The only thing Saul and I had managed to find was a cat skeleton. I’d painstakingly brushed the mud away from her bones, all amazingly white, amazingly intact. We figured it was female because we also found a scattering of miniature, unformed bones, like confetti, cast about her body. When I asked Saul what they were, he said, “You don’t want me to tell you that.” He always said that when he thought the truth was something I was too little to bear.
“I do,” I insisted. “I can take it.”
“They’re her babies. She was probably pregnant.” Just like children’s bones, kittens’ bones were soft and pliable, Saul explained. They don’t hold together nearly so well as an adult’s.
I cried a little at that, cried for the cat, for the bastard who’d thrown her in. Cried that my bones were still soft and Saul’s were already firm.
I turned so Saul couldn’t see my tears and waded into the water. Saul had told me to be careful because of the caverns in the bottom of the river. A current could reach out like a hand and drag someone down to where they’d never be seen again.
Something sharp collided with my toes. I felt in the silty water with my fingertips and lifted the object to my chest. A cinderblock. “Aren’t I strong, Saul?” I asked, hauling it to the bank. “Remember when I couldn’t pick one of these up?”
But Saul’s face had gone slack. I followed his gaze to the river. Something blue had floated to the surface, exactly where I’d found the cinderblock. Whatever it was had come unpinned from the river’s floor.
“Don’t look,” Saul said, but I was already wading out to it. I felt my body go very quiet, like a clock that had been ticking behind my ears my entire life had suddenly been switched off. Her blue dress floated around her. I remembered that dress the first day she wore it, to church. The lace trim had swished in the wind.
Her face was ruined, not recognizable as a face, no less as the Dawsons’ mother, but I knew it was her. This mess of floating pieces of flesh and exposed bone, dark eye sockets, superimposed itself over the image of the tidy woman I’d known.
Something struck me then, a whoosh filled my ears, and I scattered back from the water, scrabbling across the muddy banks, a shriek flinging from my mouth.
“Nell, you shush,” Saul hissed, his eyes glancing over at the Dawsons. They stood around their metal detector, not noticing us, their golden hair glowing bright.
“Who would throw her in the river, Saul?” I gasped. “Who would do such a thing?”
Saul’s face was drawn. “You don’t want me to tell you that.”
“I do,” I said, though by then I already knew the answer.
“Nobody did,” he said.
For a moment, we lay on the banks, eyes flicking between the Dawsons, moving lazily across the river from us, and the wasted shape of the body before us.

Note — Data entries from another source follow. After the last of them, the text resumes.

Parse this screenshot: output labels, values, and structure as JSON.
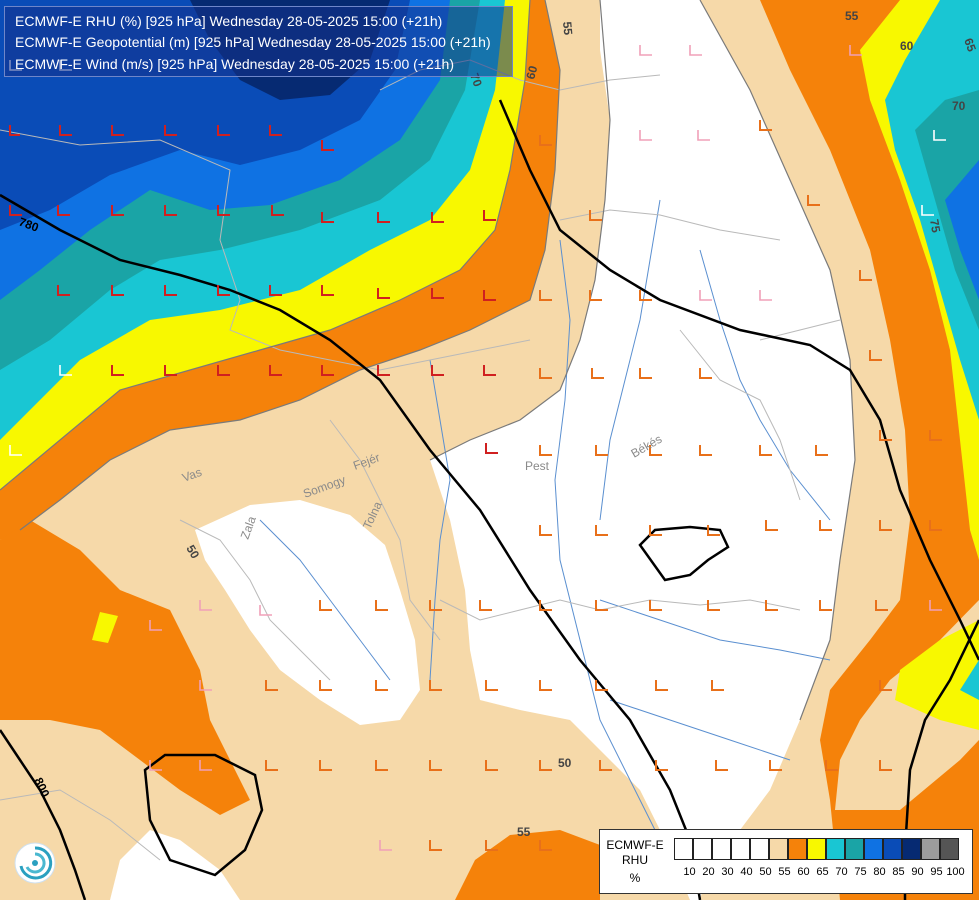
{
  "header": {
    "line1": "ECMWF-E RHU (%) [925 hPa] Wednesday 28-05-2025 15:00 (+21h)",
    "line2": "ECMWF-E Geopotential (m) [925 hPa] Wednesday 28-05-2025 15:00 (+21h)",
    "line3": "ECMWF-E Wind (m/s) [925 hPa] Wednesday 28-05-2025 15:00 (+21h)"
  },
  "map_labels": {
    "c780": "780",
    "c800": "800",
    "r50a": "50",
    "r50b": "50",
    "r55a": "55",
    "r55b": "55",
    "r55c": "55",
    "r60a": "60",
    "r60b": "60",
    "r65": "65",
    "r70a": "70",
    "r70b": "70",
    "r75": "75",
    "pest": "Pest",
    "bekes": "Békés",
    "vas": "Vas",
    "zala": "Zala",
    "somogy": "Somogy",
    "tolna": "Tolna",
    "fejer": "Fejér"
  },
  "legend": {
    "title1": "ECMWF-E",
    "title2": "RHU",
    "unit": "%",
    "colors": [
      "#ffffff",
      "#ffffff",
      "#ffffff",
      "#ffffff",
      "#ffffff",
      "#f6d9a9",
      "#f5820a",
      "#f8f800",
      "#19c6d3",
      "#1aa4a6",
      "#0f72e3",
      "#0a4cb7",
      "#062a72",
      "#9c9c9c",
      "#555555"
    ],
    "ticks": [
      "10",
      "20",
      "30",
      "40",
      "50",
      "55",
      "60",
      "65",
      "70",
      "75",
      "80",
      "85",
      "90",
      "95",
      "100"
    ]
  },
  "colors": {
    "rhu_50_55": "#f6d9a9",
    "rhu_55_60": "#f5820a",
    "rhu_60_65": "#f8f800",
    "rhu_65_70": "#19c6d3",
    "rhu_70_75": "#1aa4a6",
    "rhu_75_80": "#0f72e3",
    "rhu_80_85": "#0a4cb7",
    "rhu_85_90": "#062a72"
  }
}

Judy was headed to college in a couple of weeks, a college for the brightest women in the country. Saul’s teeth mashed together, watching her.

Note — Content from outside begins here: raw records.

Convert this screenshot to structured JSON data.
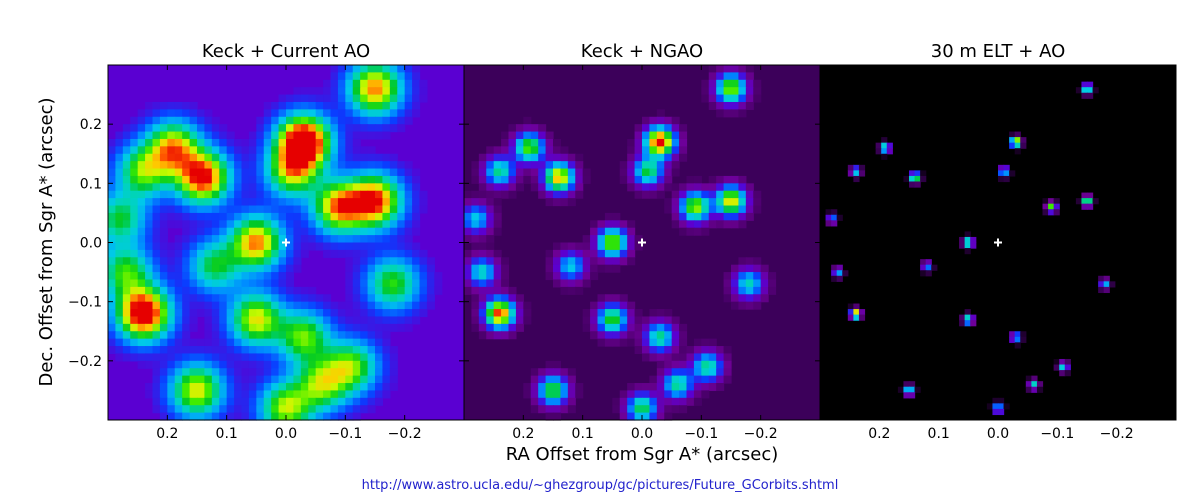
{
  "chart_data": {
    "type": "heatmap",
    "colormap": "nipy_spectral",
    "background_levels": [
      0.2,
      0.05,
      0.0
    ],
    "xlabel": "RA Offset from Sgr A* (arcsec)",
    "ylabel": "Dec. Offset from Sgr A* (arcsec)",
    "xlim": [
      0.3,
      -0.3
    ],
    "ylim": [
      -0.3,
      0.3
    ],
    "x_ticks": [
      0.2,
      0.1,
      0.0,
      -0.1,
      -0.2
    ],
    "x_tick_labels": [
      "0.2",
      "0.1",
      "0.0",
      "−0.1",
      "−0.2"
    ],
    "y_ticks": [
      0.2,
      0.1,
      0.0,
      -0.1,
      -0.2
    ],
    "y_tick_labels": [
      "0.2",
      "0.1",
      "0.0",
      "−0.1",
      "−0.2"
    ],
    "sgr_a_star": {
      "ra": 0.0,
      "dec": 0.0,
      "marker": "+",
      "color": "#ffffff"
    },
    "panels": [
      {
        "title": "Keck + Current AO"
      },
      {
        "title": "Keck + NGAO"
      },
      {
        "title": "30 m ELT + AO"
      }
    ],
    "stars": [
      {
        "ra": 0.24,
        "dec": 0.12,
        "peak": 0.5
      },
      {
        "ra": 0.19,
        "dec": 0.16,
        "peak": 0.65
      },
      {
        "ra": 0.14,
        "dec": 0.11,
        "peak": 0.82
      },
      {
        "ra": -0.03,
        "dec": 0.17,
        "peak": 1.0
      },
      {
        "ra": -0.15,
        "dec": 0.26,
        "peak": 0.7
      },
      {
        "ra": -0.09,
        "dec": 0.06,
        "peak": 0.7
      },
      {
        "ra": -0.15,
        "dec": 0.07,
        "peak": 0.78
      },
      {
        "ra": 0.05,
        "dec": 0.0,
        "peak": 0.7
      },
      {
        "ra": -0.01,
        "dec": 0.12,
        "peak": 0.55
      },
      {
        "ra": 0.27,
        "dec": -0.05,
        "peak": 0.45
      },
      {
        "ra": 0.24,
        "dec": -0.12,
        "peak": 0.92
      },
      {
        "ra": 0.15,
        "dec": -0.25,
        "peak": 0.6
      },
      {
        "ra": 0.05,
        "dec": -0.13,
        "peak": 0.6
      },
      {
        "ra": -0.06,
        "dec": -0.24,
        "peak": 0.5
      },
      {
        "ra": -0.11,
        "dec": -0.21,
        "peak": 0.5
      },
      {
        "ra": -0.03,
        "dec": -0.16,
        "peak": 0.5
      },
      {
        "ra": -0.18,
        "dec": -0.07,
        "peak": 0.45
      },
      {
        "ra": 0.0,
        "dec": -0.28,
        "peak": 0.55
      },
      {
        "ra": 0.12,
        "dec": -0.04,
        "peak": 0.4
      },
      {
        "ra": 0.28,
        "dec": 0.04,
        "peak": 0.4
      }
    ]
  },
  "footer": {
    "url": "http://www.astro.ucla.edu/~ghezgroup/gc/pictures/Future_GCorbits.shtml"
  }
}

“Gimme that,” Saul said. He grabbed the cinderblock from where I’d thrown it to the bank. He waded into the river, placed it squarely on the spot where Mrs. Dawson’s heart might be, watched her sink back down. Her hair, long strands still golden, floated around her, her blue dress whisking away into the depths below.
When people asked us, “Did you find anything in the river that summer?” the two of us would only shrug. That winter, it snowed enough to make up for last year’s drought. Saul went away. My bones grew harder. And the river ran on.